Abstract

Software defect prediction plays a very important role in software quality assurance, which aims to inspect as many potentially defect-prone software modules as possible. However, the performance of the prediction model is susceptible to high dimensionality of the dataset that contains irrelevant and redundant features. In addition, software metrics for software defect prediction are almost entirely traditional features compared to the deep semantic feature representation from deep learning techniques. To address these two issues, we propose the following two solutions in this paper: (1) We leverage a novel non-linear manifold learning method - SOINN Landmark Isomap (SL-Isomap) to extract the representative features by selecting automatically the reasonable number and position of landmarks, which can reveal the complex intrinsic structure hidden behind the defect data. (2) We propose a novel defect prediction model named DLDD based on hybrid deep learning techniques, which leverages denoising autoencoder to learn true input features that are not contaminated by noise, and utilizes deep neural network to learn the abstract deep semantic features.
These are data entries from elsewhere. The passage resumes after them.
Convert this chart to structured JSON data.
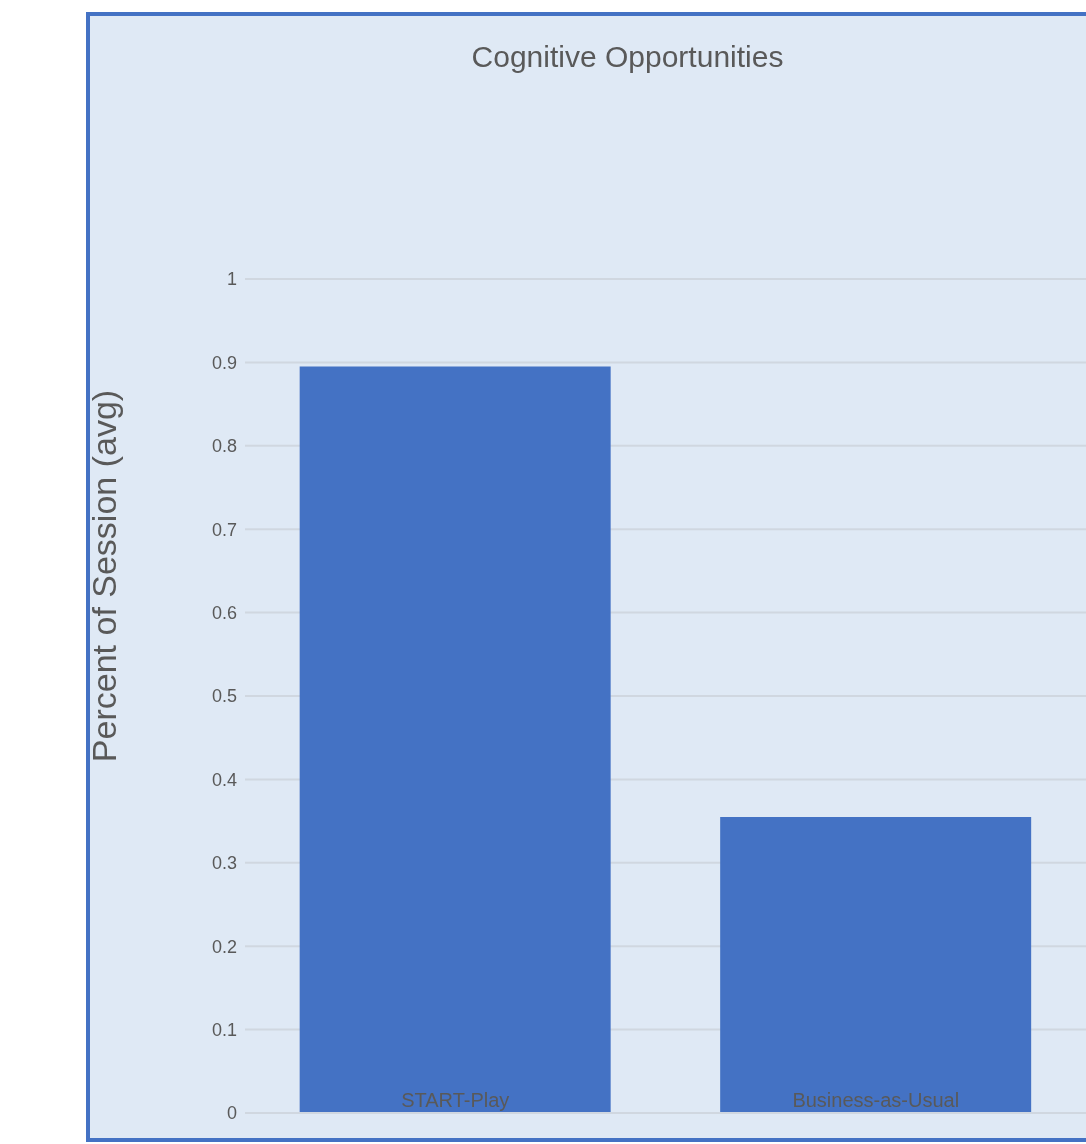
{
  "chart_data": {
    "type": "bar",
    "title": "Cognitive Opportunities",
    "ylabel": "Percent of Session (avg)",
    "categories": [
      "START-Play",
      "Business-as-Usual"
    ],
    "values": [
      0.895,
      0.355
    ],
    "color": "#4472c4",
    "ylim": [
      0,
      1
    ],
    "yticks": [
      0,
      0.1,
      0.2,
      0.3,
      0.4,
      0.5,
      0.6,
      0.7,
      0.8,
      0.9,
      1
    ],
    "grid": "y",
    "legend": false
  }
}
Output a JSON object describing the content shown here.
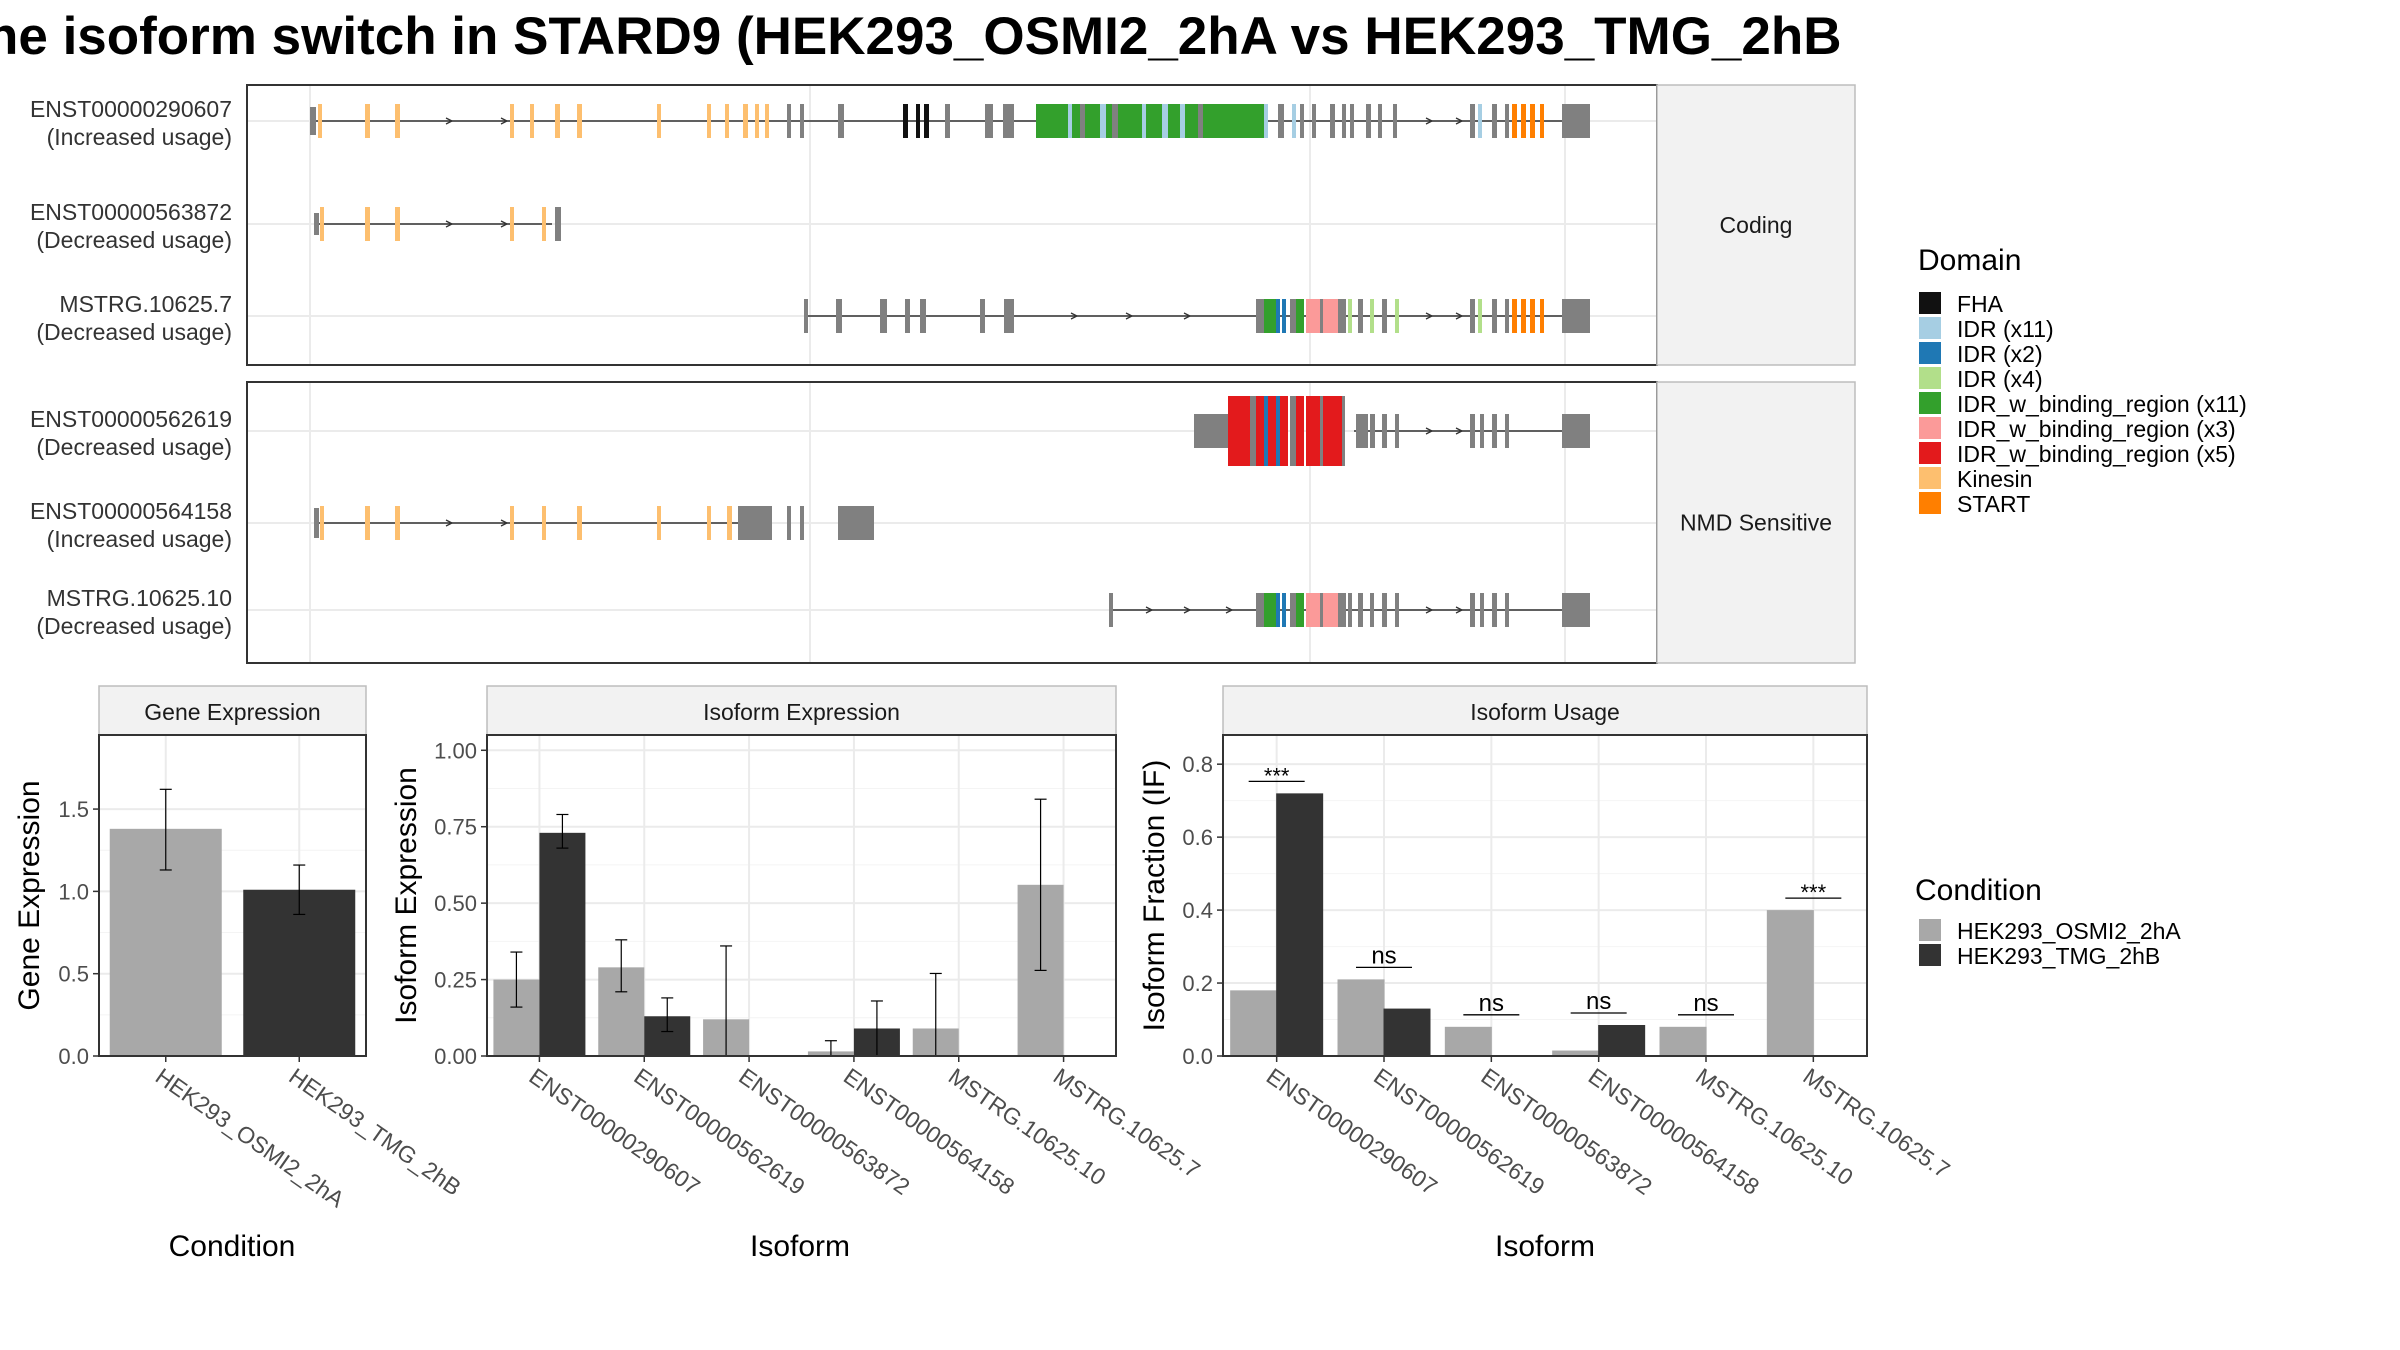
{
  "title": "he isoform switch in STARD9 (HEK293_OSMI2_2hA vs HEK293_TMG_2hB",
  "colors": {
    "cond1": "#a8a8a8",
    "cond2": "#333333",
    "intron": "#333333",
    "exon": "#808080",
    "strip": "#f2f2f2",
    "grid": "#ebebeb"
  },
  "domain_legend": {
    "title": "Domain",
    "items": [
      {
        "label": "FHA",
        "color": "#111111"
      },
      {
        "label": "IDR (x11)",
        "color": "#a6cee3"
      },
      {
        "label": "IDR (x2)",
        "color": "#1f78b4"
      },
      {
        "label": "IDR (x4)",
        "color": "#b2df8a"
      },
      {
        "label": "IDR_w_binding_region (x11)",
        "color": "#33a02c"
      },
      {
        "label": "IDR_w_binding_region (x3)",
        "color": "#fb9a99"
      },
      {
        "label": "IDR_w_binding_region (x5)",
        "color": "#e31a1c"
      },
      {
        "label": "Kinesin",
        "color": "#fdbf6f"
      },
      {
        "label": "START",
        "color": "#ff7f00"
      }
    ]
  },
  "condition_legend": {
    "title": "Condition",
    "items": [
      {
        "label": "HEK293_OSMI2_2hA",
        "color": "#a8a8a8"
      },
      {
        "label": "HEK293_TMG_2hB",
        "color": "#333333"
      }
    ]
  },
  "transcript_panels": [
    {
      "label": "Coding",
      "rows": [
        {
          "name": "ENST00000290607",
          "usage": "(Increased usage)",
          "start": 0.0,
          "end": 1.0
        },
        {
          "name": "ENST00000563872",
          "usage": "(Decreased usage)",
          "start": 0.0,
          "end": 0.19
        },
        {
          "name": "MSTRG.10625.7",
          "usage": "(Decreased usage)",
          "start": 0.39,
          "end": 1.0
        }
      ]
    },
    {
      "label": "NMD Sensitive",
      "rows": [
        {
          "name": "ENST00000562619",
          "usage": "(Decreased usage)",
          "start": 0.69,
          "end": 1.0
        },
        {
          "name": "ENST00000564158",
          "usage": "(Increased usage)",
          "start": 0.0,
          "end": 0.45
        },
        {
          "name": "MSTRG.10625.10",
          "usage": "(Decreased usage)",
          "start": 0.62,
          "end": 1.0
        }
      ]
    }
  ],
  "chart_data": [
    {
      "type": "bar",
      "strip": "Gene Expression",
      "xlabel": "Condition",
      "ylabel": "Gene Expression",
      "categories": [
        "HEK293_OSMI2_2hA",
        "HEK293_TMG_2hB"
      ],
      "values": [
        1.38,
        1.01
      ],
      "err_low": [
        1.13,
        0.86
      ],
      "err_high": [
        1.62,
        1.16
      ],
      "ylim": [
        0,
        1.95
      ],
      "yticks": [
        "0.0",
        "0.5",
        "1.0",
        "1.5"
      ]
    },
    {
      "type": "bar",
      "strip": "Isoform Expression",
      "xlabel": "Isoform",
      "ylabel": "Isoform Expression",
      "categories": [
        "ENST00000290607",
        "ENST00000562619",
        "ENST00000563872",
        "ENST00000564158",
        "MSTRG.10625.10",
        "MSTRG.10625.7"
      ],
      "series": [
        {
          "name": "HEK293_OSMI2_2hA",
          "values": [
            0.25,
            0.29,
            0.12,
            0.015,
            0.09,
            0.56
          ],
          "err_low": [
            0.16,
            0.21,
            0.0,
            0.0,
            0.0,
            0.28
          ],
          "err_high": [
            0.34,
            0.38,
            0.36,
            0.05,
            0.27,
            0.84
          ]
        },
        {
          "name": "HEK293_TMG_2hB",
          "values": [
            0.73,
            0.13,
            0.0,
            0.09,
            0.0,
            0.0
          ],
          "err_low": [
            0.68,
            0.08,
            0.0,
            0.0,
            0.0,
            0.0
          ],
          "err_high": [
            0.79,
            0.19,
            0.0,
            0.18,
            0.0,
            0.0
          ]
        }
      ],
      "ylim": [
        0,
        1.05
      ],
      "yticks": [
        "0.00",
        "0.25",
        "0.50",
        "0.75",
        "1.00"
      ]
    },
    {
      "type": "bar",
      "strip": "Isoform Usage",
      "xlabel": "Isoform",
      "ylabel": "Isoform Fraction (IF)",
      "categories": [
        "ENST00000290607",
        "ENST00000562619",
        "ENST00000563872",
        "ENST00000564158",
        "MSTRG.10625.10",
        "MSTRG.10625.7"
      ],
      "series": [
        {
          "name": "HEK293_OSMI2_2hA",
          "values": [
            0.18,
            0.21,
            0.08,
            0.015,
            0.08,
            0.4
          ]
        },
        {
          "name": "HEK293_TMG_2hB",
          "values": [
            0.72,
            0.13,
            0.0,
            0.085,
            0.0,
            0.0
          ]
        }
      ],
      "significance": [
        "***",
        "ns",
        "ns",
        "ns",
        "ns",
        "***"
      ],
      "ylim": [
        0,
        0.88
      ],
      "yticks": [
        "0.0",
        "0.2",
        "0.4",
        "0.6",
        "0.8"
      ]
    }
  ]
}
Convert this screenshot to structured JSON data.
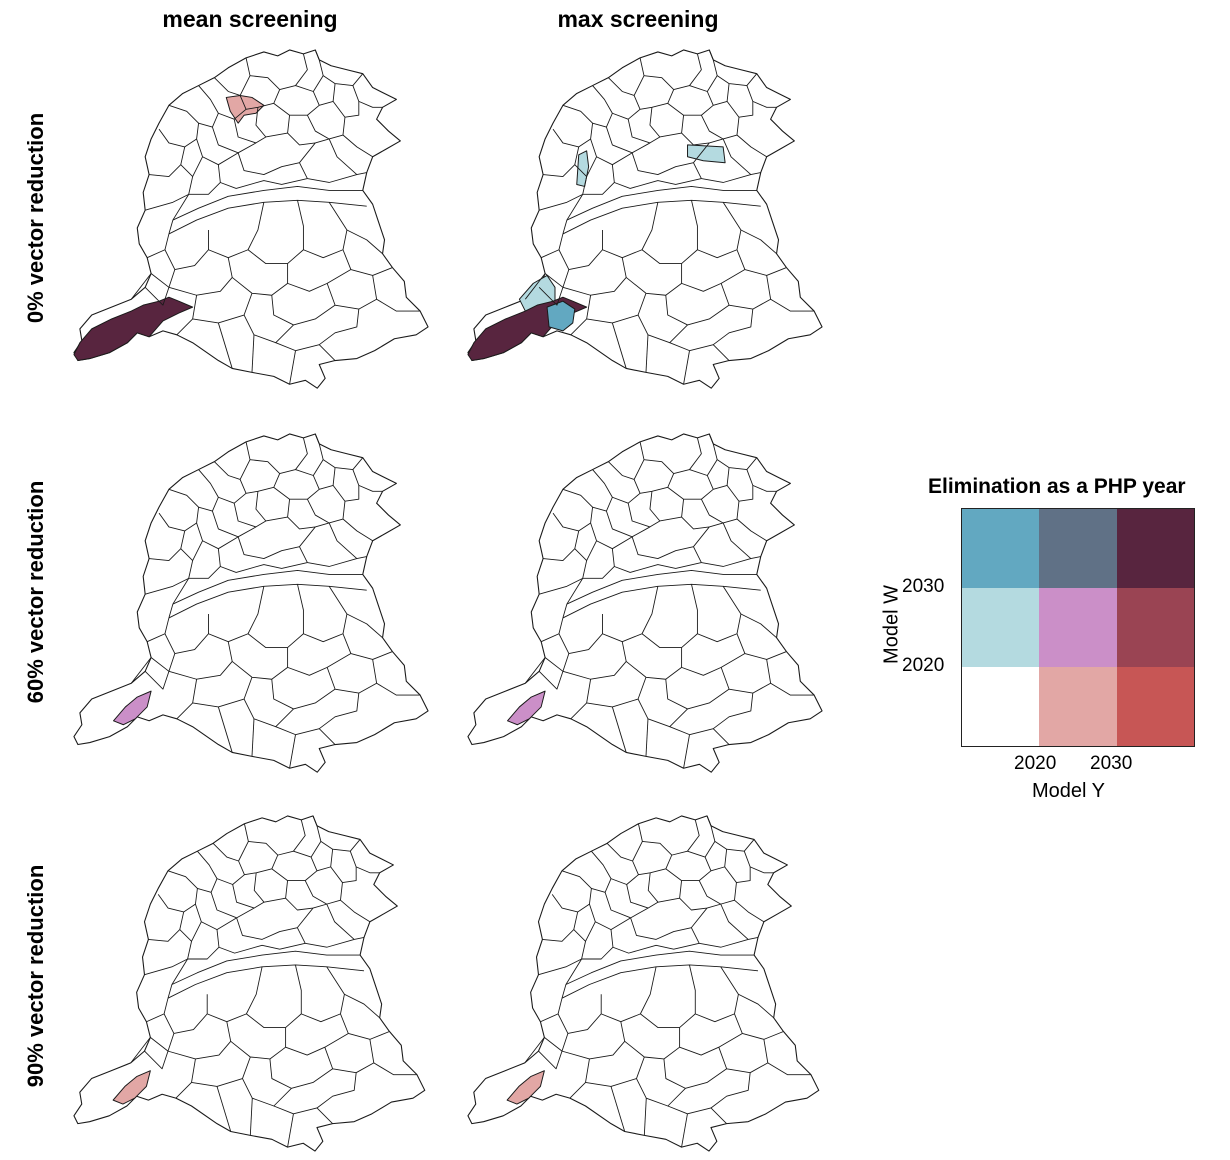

We combine the squared error loss function of denoising autoencoder with the cross entropy loss function of deep neural network to achieve the best prediction performance by adjusting a hyperparameter. We compare the SL-Isomap with seven state-of-the-art feature extraction methods and compare the DLDD model with six baseline models across 20 open source software projects. The experimental results verify that the superiority of SL-Isomap and DLDD on four evaluation indicators.